Result: "No accessible RP2040 devices in BOOTSEL mode were found with address 5." Expected result: device is found and reports no program information

I'm using WinUSB v6.1.760.16385 for the driver, installed via zadig. The device address comes from the device properties in Device Manager.

neilenns commented 2 years ago

I've also tried with libusb-win32 (v1.2.6.0) just for fun but no change in behaviour.

neilenns commented 2 years ago

It took a while but I was able to build the latest version of picotool locally. Running that with the device not in BOOTSEL mode got me output saying the device was at address 15, not 5. Using address 15 worked.
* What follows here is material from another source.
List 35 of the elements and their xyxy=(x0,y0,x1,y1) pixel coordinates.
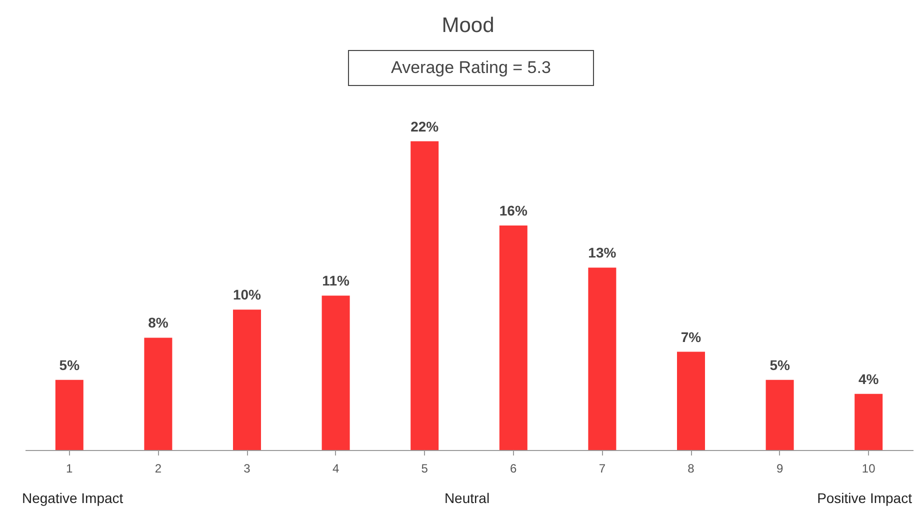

So I guess there's nothing wrong with picotool and it's just a matter of figuring out how to discover the address for the pico in device manager? I'll keep digging.

lurch commented 2 years ago

See also #26

neilenns commented 2 years ago

@lurch I did see that as well. In my case I am trying to programmatically run picotool so I need some way to identify the boards beforehand then pass in the address of the board I want to reference.

For Arduinos this is done with the COM port, and that port is available in the Windows registry. I can enumerate the USB devices from the registry, find the COM port, then call avrdude accordingly.

I'm struggling to do the same with picotool because I can't find the address picotool is using in the registry (which shows 5 not 15 and a bus of 0 which picotool also doesn't think is valid).

lurch commented 2 years ago

Perhaps picotool is using some kind of "libusb addressing scheme" which is different to the Device-Manager addressing scheme? :shrug: (the fun thing about USB is how many different "layers" there are!)

And just in case it's not obvious - AFAIK it's only necessary to use the --address flag if you've got more than one Pico connected at once. With only a single Pico in use, picotool should just always correctly auto-detect it.

neilenns commented 2 years ago

@lurch In my situation it's possible there will be many Picos connected at the same time so I need to be able to directly address them.

I agree, I think there's some sort of magic libusb addressing scheme going on. Unfortunately that's yet another layer down in the libusb code so I'm not sure how it's doing it :(

kilograham commented 2 years ago

Yes, we are just relying on libusb - you may want to google to see if that is fabricating bus/addresses on Windows

neilenns commented 2 years ago

I was able to get a sample app running using a .NET USB library (which I can integrate into my project) and enumerate the devices and see the address (15) and bus (2).

Closing this since it's obviously not a picotool problem.